3 ways to get in shape fast
3 ways to get in shape fast
By Editorial Staff
ToYourHealth.com
So get out there and get moving! There’s no better time to get in shape, and your body will thank you for it.
Who better than personal trainers to know the best exercises to get you in shape safely and effectively? The American Council on Exercise (ACE) recently conducted a survey of 1,000 ACE-certified personal trainers to get their advice regarding the best techniques to get fit. Here are their top three recommendations, which the ACE suggests combining with a healthy diet to achieve the best results:
Strength Training – Just 20 minutes of basic exercises, two days a week, will help firm and tone the whole body. Strength training will modestly increase metabolism, helping to burn more calories, even when you are resting. Start your program with one set of exercises and a weight that allows you to do eight to 12 repetitions. The program should exercise the major muscle groups of the lower body, torso and upper body. Special attention should also be given to strengthening the core muscles and lower back.
Interval Training – Lack of time is the number-one reason people give for not exercising regularly, and lack of results once they do start exercising isn’t far behind.

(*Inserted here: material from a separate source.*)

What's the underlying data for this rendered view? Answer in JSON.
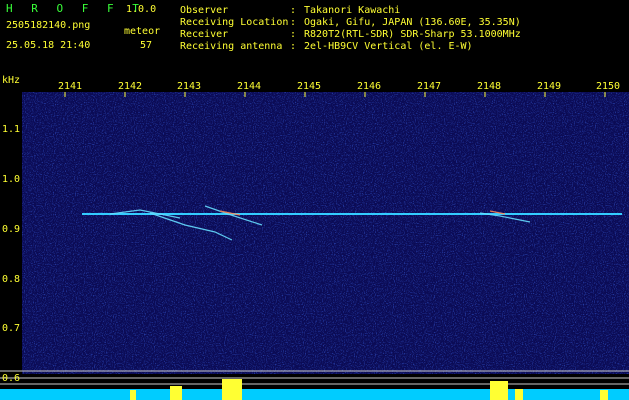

Interval training is a great solution for both of these common complaints. Alternate short bursts of intense activity with what is called active recovery – typically a less-intense form of the original activity. “In its most basic form, interval training might involve walking for two minutes, running for two, and alternating this pattern throughout the duration of a workout, it is an extremely time-efficient and productive way to exercise,” says Cedric Bryant, PhD, FACSM, chief science officer for ACE.

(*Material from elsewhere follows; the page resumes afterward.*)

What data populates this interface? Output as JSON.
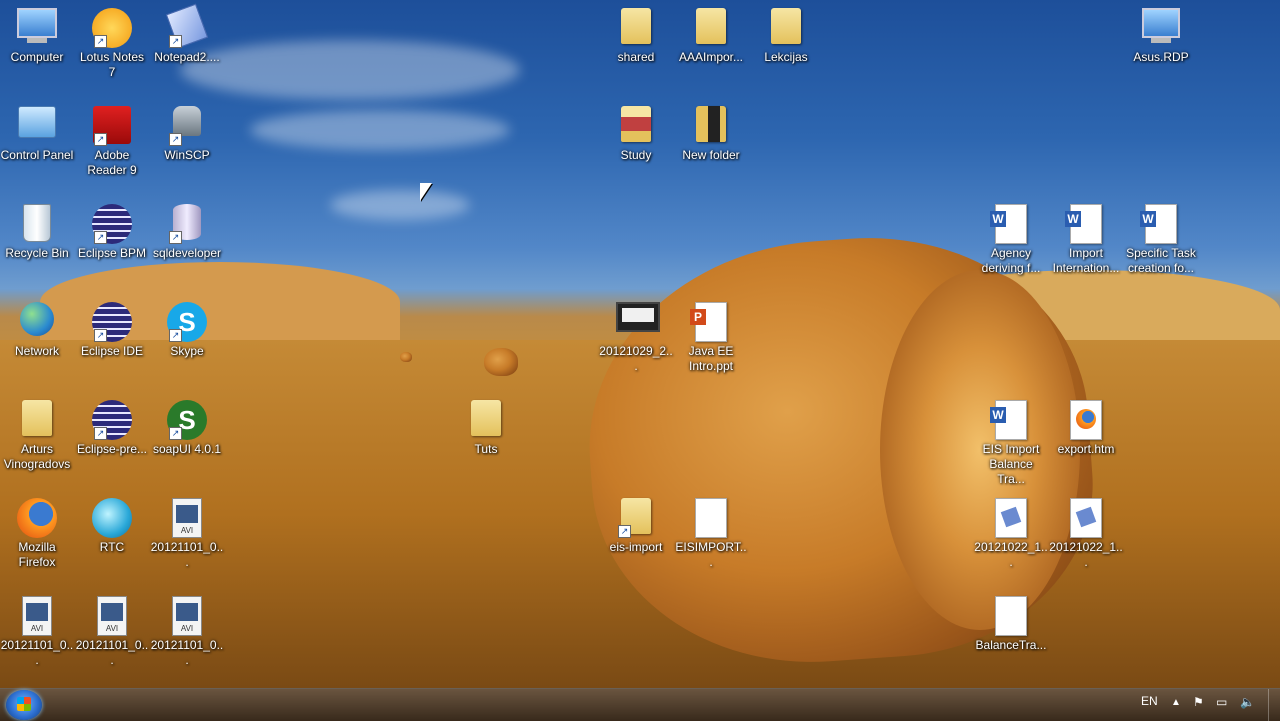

Increased Cardio/Aerobic Exercise – Aerobic exercise is any activity that uses large muscle groups in a continuous, rhythmic fashion for sustained periods of time. Walking is a weight-bearing aerobic exercise, as are jogging, rope-skipping and dance. There are also non-weight-bearing aerobic exercises such as bicycling, swimming and rowing. “You should exercise at a comfortable pace and gradually increase the intensity of your workouts. To lose weight, gradually work towards accumulating 60 minutes or more of low- to moderate-intensity physical activity on most days of the week,” says Bryant.